THE great strength of Western democracies, said political philosopher Sidney Hook, is that their leaders are pushed to be ''open-minded about possibilities, but tough-minded about evidence.''
Democracy's system of open party competition demands both.
President Clinton chose to define his 1996 State of the Union message as looking forward to an ''age of possibility.'' But he also declared, in ringing terms, that ''the era of big government is over!''
So he appeared to fulfill both of Hook's criteria: openness to future ideas, but a tough verdict on past big government.
But did he really?
On future plans, he offered a shrewdly selected batch to be considered by lawmakers. Some would require new funding. Many came close to patent infringement of GOP ''family values'' ideas:
* An industry-designed TV ratings system and a blab-off V-chip to help parents decide what's worth watching and enforce the decision. A call to media leaders to join him in discussing ways to improve children's TV fare.
* Merit scholarships for the top 5 percent of high school grads. Tax deductibility for up to $10,000 in annual tuition payments.
* Local acceptance of national standards to measure education results. Connection of all classrooms and libraries to the information superhighway by the year 2000 (the cyber-equivalent of Eisenhower's physical interstate highway system.)

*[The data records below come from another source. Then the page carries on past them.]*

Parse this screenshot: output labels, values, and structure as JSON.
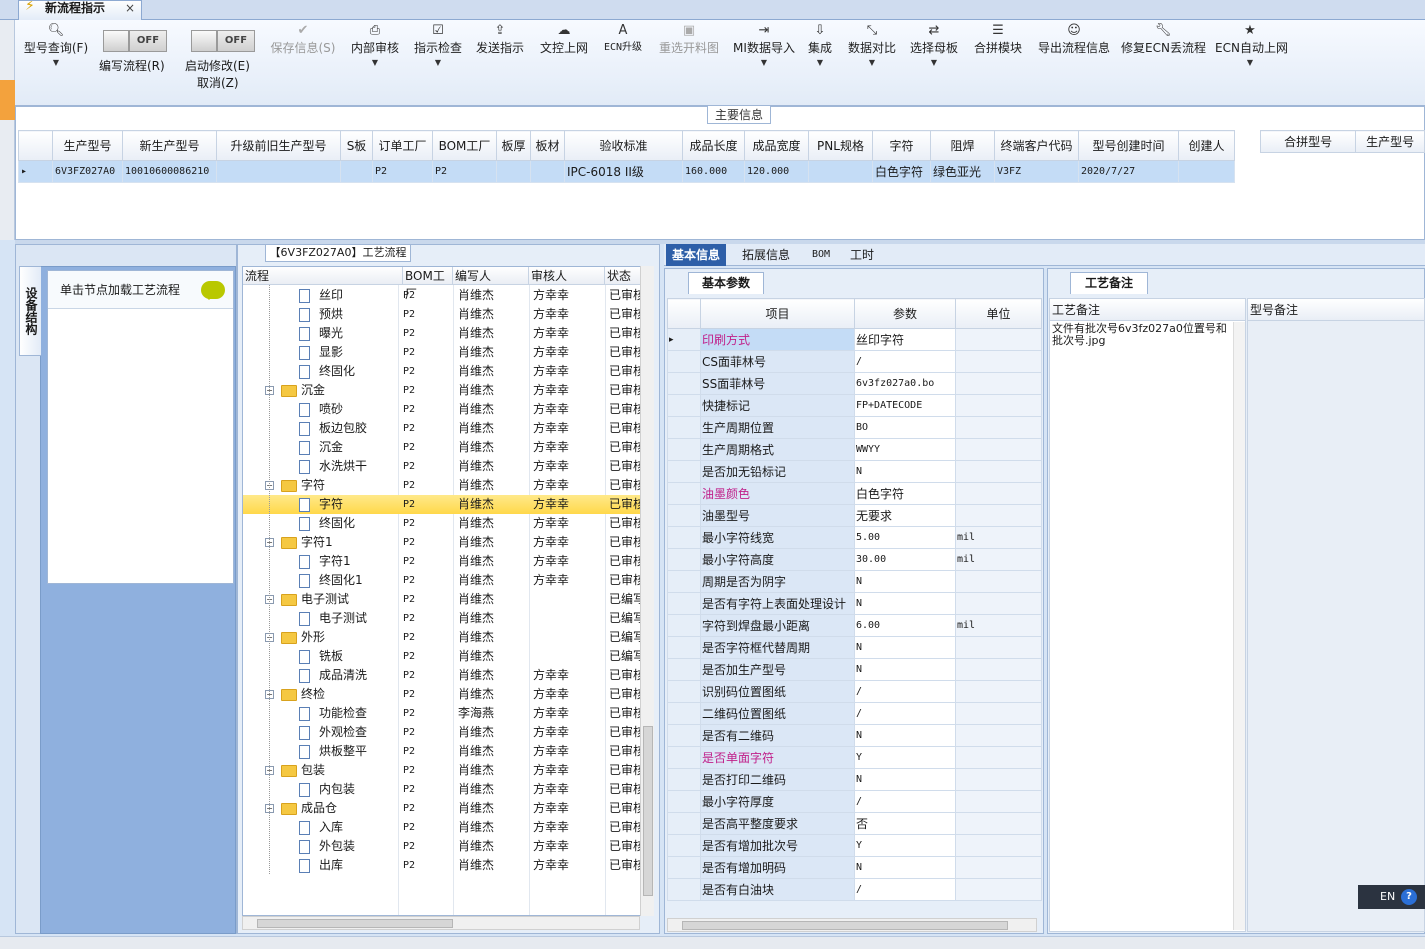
{
  "tab": {
    "title": "新流程指示",
    "close": "×"
  },
  "toolbar": {
    "query": "型号查询(F)",
    "edit_flow": "编写流程(R)",
    "auto_modify": "启动修改(E)",
    "cancel": "取消(Z)",
    "toggle_off": "OFF",
    "save": "保存信息(S)",
    "internal_review": "内部审核",
    "instruction_check": "指示检查",
    "send_instruction": "发送指示",
    "doc_control_upload": "文控上网",
    "ecn_upgrade": "ECN升级",
    "reselect_cut": "重选开料图",
    "mi_import": "MI数据导入",
    "integrate": "集成",
    "data_compare": "数据对比",
    "select_mother": "选择母板",
    "merge_module": "合拼模块",
    "export_flow": "导出流程信息",
    "fix_ecn_flow": "修复ECN丢流程",
    "ecn_auto_upload": "ECN自动上网"
  },
  "main_info": {
    "title": "主要信息",
    "columns": [
      "生产型号",
      "新生产型号",
      "升级前旧生产型号",
      "S板",
      "订单工厂",
      "BOM工厂",
      "板厚",
      "板材",
      "验收标准",
      "成品长度",
      "成品宽度",
      "PNL规格",
      "字符",
      "阻焊",
      "终端客户代码",
      "型号创建时间",
      "创建人"
    ],
    "row": [
      "6V3FZ027A0",
      "10010600086210",
      "",
      "",
      "P2",
      "P2",
      "",
      "",
      "IPC-6018 II级",
      "160.000",
      "120.000",
      "",
      "白色字符",
      "绿色亚光",
      "V3FZ",
      "2020/7/27",
      ""
    ],
    "side_columns": [
      "合拼型号",
      "生产型号"
    ]
  },
  "device": {
    "tab": "设备结构",
    "hint": "单击节点加载工艺流程"
  },
  "process": {
    "title": "【6V3FZ027A0】工艺流程",
    "columns": [
      "流程",
      "BOM工厂",
      "编写人",
      "审核人",
      "状态"
    ],
    "rows": [
      {
        "name": "丝印",
        "level": 2,
        "bom": "P2",
        "writer": "肖维杰",
        "reviewer": "方幸幸",
        "status": "已审核"
      },
      {
        "name": "预烘",
        "level": 2,
        "bom": "P2",
        "writer": "肖维杰",
        "reviewer": "方幸幸",
        "status": "已审核"
      },
      {
        "name": "曝光",
        "level": 2,
        "bom": "P2",
        "writer": "肖维杰",
        "reviewer": "方幸幸",
        "status": "已审核"
      },
      {
        "name": "显影",
        "level": 2,
        "bom": "P2",
        "writer": "肖维杰",
        "reviewer": "方幸幸",
        "status": "已审核"
      },
      {
        "name": "终固化",
        "level": 2,
        "bom": "P2",
        "writer": "肖维杰",
        "reviewer": "方幸幸",
        "status": "已审核"
      },
      {
        "name": "沉金",
        "level": 1,
        "bom": "P2",
        "writer": "肖维杰",
        "reviewer": "方幸幸",
        "status": "已审核"
      },
      {
        "name": "喷砂",
        "level": 2,
        "bom": "P2",
        "writer": "肖维杰",
        "reviewer": "方幸幸",
        "status": "已审核"
      },
      {
        "name": "板边包胶",
        "level": 2,
        "bom": "P2",
        "writer": "肖维杰",
        "reviewer": "方幸幸",
        "status": "已审核"
      },
      {
        "name": "沉金",
        "level": 2,
        "bom": "P2",
        "writer": "肖维杰",
        "reviewer": "方幸幸",
        "status": "已审核"
      },
      {
        "name": "水洗烘干",
        "level": 2,
        "bom": "P2",
        "writer": "肖维杰",
        "reviewer": "方幸幸",
        "status": "已审核"
      },
      {
        "name": "字符",
        "level": 1,
        "bom": "P2",
        "writer": "肖维杰",
        "reviewer": "方幸幸",
        "status": "已审核"
      },
      {
        "name": "字符",
        "level": 2,
        "bom": "P2",
        "writer": "肖维杰",
        "reviewer": "方幸幸",
        "status": "已审核",
        "selected": true
      },
      {
        "name": "终固化",
        "level": 2,
        "bom": "P2",
        "writer": "肖维杰",
        "reviewer": "方幸幸",
        "status": "已审核"
      },
      {
        "name": "字符1",
        "level": 1,
        "bom": "P2",
        "writer": "肖维杰",
        "reviewer": "方幸幸",
        "status": "已审核"
      },
      {
        "name": "字符1",
        "level": 2,
        "bom": "P2",
        "writer": "肖维杰",
        "reviewer": "方幸幸",
        "status": "已审核"
      },
      {
        "name": "终固化1",
        "level": 2,
        "bom": "P2",
        "writer": "肖维杰",
        "reviewer": "方幸幸",
        "status": "已审核"
      },
      {
        "name": "电子测试",
        "level": 1,
        "bom": "P2",
        "writer": "肖维杰",
        "reviewer": "",
        "status": "已编写"
      },
      {
        "name": "电子测试",
        "level": 2,
        "bom": "P2",
        "writer": "肖维杰",
        "reviewer": "",
        "status": "已编写"
      },
      {
        "name": "外形",
        "level": 1,
        "bom": "P2",
        "writer": "肖维杰",
        "reviewer": "",
        "status": "已编写"
      },
      {
        "name": "铣板",
        "level": 2,
        "bom": "P2",
        "writer": "肖维杰",
        "reviewer": "",
        "status": "已编写"
      },
      {
        "name": "成品清洗",
        "level": 2,
        "bom": "P2",
        "writer": "肖维杰",
        "reviewer": "方幸幸",
        "status": "已审核"
      },
      {
        "name": "终检",
        "level": 1,
        "bom": "P2",
        "writer": "肖维杰",
        "reviewer": "方幸幸",
        "status": "已审核"
      },
      {
        "name": "功能检查",
        "level": 2,
        "bom": "P2",
        "writer": "李海燕",
        "reviewer": "方幸幸",
        "status": "已审核"
      },
      {
        "name": "外观检查",
        "level": 2,
        "bom": "P2",
        "writer": "肖维杰",
        "reviewer": "方幸幸",
        "status": "已审核"
      },
      {
        "name": "烘板整平",
        "level": 2,
        "bom": "P2",
        "writer": "肖维杰",
        "reviewer": "方幸幸",
        "status": "已审核"
      },
      {
        "name": "包装",
        "level": 1,
        "bom": "P2",
        "writer": "肖维杰",
        "reviewer": "方幸幸",
        "status": "已审核"
      },
      {
        "name": "内包装",
        "level": 2,
        "bom": "P2",
        "writer": "肖维杰",
        "reviewer": "方幸幸",
        "status": "已审核"
      },
      {
        "name": "成品仓",
        "level": 1,
        "bom": "P2",
        "writer": "肖维杰",
        "reviewer": "方幸幸",
        "status": "已审核"
      },
      {
        "name": "入库",
        "level": 2,
        "bom": "P2",
        "writer": "肖维杰",
        "reviewer": "方幸幸",
        "status": "已审核"
      },
      {
        "name": "外包装",
        "level": 2,
        "bom": "P2",
        "writer": "肖维杰",
        "reviewer": "方幸幸",
        "status": "已审核"
      },
      {
        "name": "出库",
        "level": 2,
        "bom": "P2",
        "writer": "肖维杰",
        "reviewer": "方幸幸",
        "status": "已审核"
      }
    ]
  },
  "right_tabs": [
    "基本信息",
    "拓展信息",
    "BOM",
    "工时"
  ],
  "basic_params": {
    "tab": "基本参数",
    "columns": [
      "项目",
      "参数",
      "单位"
    ],
    "rows": [
      {
        "item": "印刷方式",
        "value": "丝印字符",
        "unit": "",
        "pink": true,
        "selected": true
      },
      {
        "item": "CS面菲林号",
        "value": "/",
        "unit": ""
      },
      {
        "item": "SS面菲林号",
        "value": "6v3fz027a0.bo",
        "unit": ""
      },
      {
        "item": "快捷标记",
        "value": "FP+DATECODE",
        "unit": ""
      },
      {
        "item": "生产周期位置",
        "value": "BO",
        "unit": ""
      },
      {
        "item": "生产周期格式",
        "value": "WWYY",
        "unit": ""
      },
      {
        "item": "是否加无铅标记",
        "value": "N",
        "unit": ""
      },
      {
        "item": "油墨颜色",
        "value": "白色字符",
        "unit": "",
        "pink": true
      },
      {
        "item": "油墨型号",
        "value": "无要求",
        "unit": ""
      },
      {
        "item": "最小字符线宽",
        "value": "5.00",
        "unit": "mil"
      },
      {
        "item": "最小字符高度",
        "value": "30.00",
        "unit": "mil"
      },
      {
        "item": "周期是否为阴字",
        "value": "N",
        "unit": ""
      },
      {
        "item": "是否有字符上表面处理设计",
        "value": "N",
        "unit": ""
      },
      {
        "item": "字符到焊盘最小距离",
        "value": "6.00",
        "unit": "mil"
      },
      {
        "item": "是否字符框代替周期",
        "value": "N",
        "unit": ""
      },
      {
        "item": "是否加生产型号",
        "value": "N",
        "unit": ""
      },
      {
        "item": "识别码位置图纸",
        "value": "/",
        "unit": ""
      },
      {
        "item": "二维码位置图纸",
        "value": "/",
        "unit": ""
      },
      {
        "item": "是否有二维码",
        "value": "N",
        "unit": ""
      },
      {
        "item": "是否单面字符",
        "value": "Y",
        "unit": "",
        "pink": true
      },
      {
        "item": "是否打印二维码",
        "value": "N",
        "unit": ""
      },
      {
        "item": "最小字符厚度",
        "value": "/",
        "unit": ""
      },
      {
        "item": "是否高平整度要求",
        "value": "否",
        "unit": ""
      },
      {
        "item": "是否有增加批次号",
        "value": "Y",
        "unit": ""
      },
      {
        "item": "是否有增加明码",
        "value": "N",
        "unit": ""
      },
      {
        "item": "是否有白油块",
        "value": "/",
        "unit": ""
      }
    ]
  },
  "notes": {
    "tab": "工艺备注",
    "col1": "工艺备注",
    "col2": "型号备注",
    "text": "文件有批次号6v3fz027a0位置号和批次号.jpg"
  },
  "lang": {
    "code": "EN",
    "help": "?"
  }
}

* A $2,600 voucher for the unemployed to use for job training.
And then there were the don'ts: Don't tamper with gun control and the 1994 crime bill. Don't let nuclear and chemical weapons control treaties go unratified. Don't shut down the government again. Don't threaten me with the debt ceiling. Don't change Medicare and Medicaid.
That last don't, unless altered, puts the lie to the ringing declaration that ''the era of big government is over.'' For there is still no sign that Mr. Clinton or any of his advisers is willing to make structural changes in entitlement programs. And, sure as the sun comes up on the second millennium, those changes will have to be made. The inexorable demographics driving costs beyond the growth rate make that clear.
Campaign advisers obviously will not want the president to throw away an issue that has already given him a lift in the polls. And he can rationalize that he can grapple with the problem if only he can get past the reelection hurdle - and hope to stimulate more growth to aid him.
There is irony in the probability that the youthful Mr. Clinton has made gains among the elderly with his defense of the Medicare status quo, while the Medicare-age Sen. Bob Dole is adopting the youth-generation issue: the future burden of runaway entitlement costs.
The State of the Union message always give an incumbent the advantage of ''live drama'' over his opponent's ''talking head'' reply. Clinton maximized that advantage. Mr. Dole looked dour and one-dimensional in the wake of the Capitol show.
But the president still has to grapple with the polls showing something like half the electorate doubting his character - even while giving him improving performance grades. Perhaps he could improve his character rating by being frank about the fundamental budget issue. His handlers won't agree. But it's worth pondering.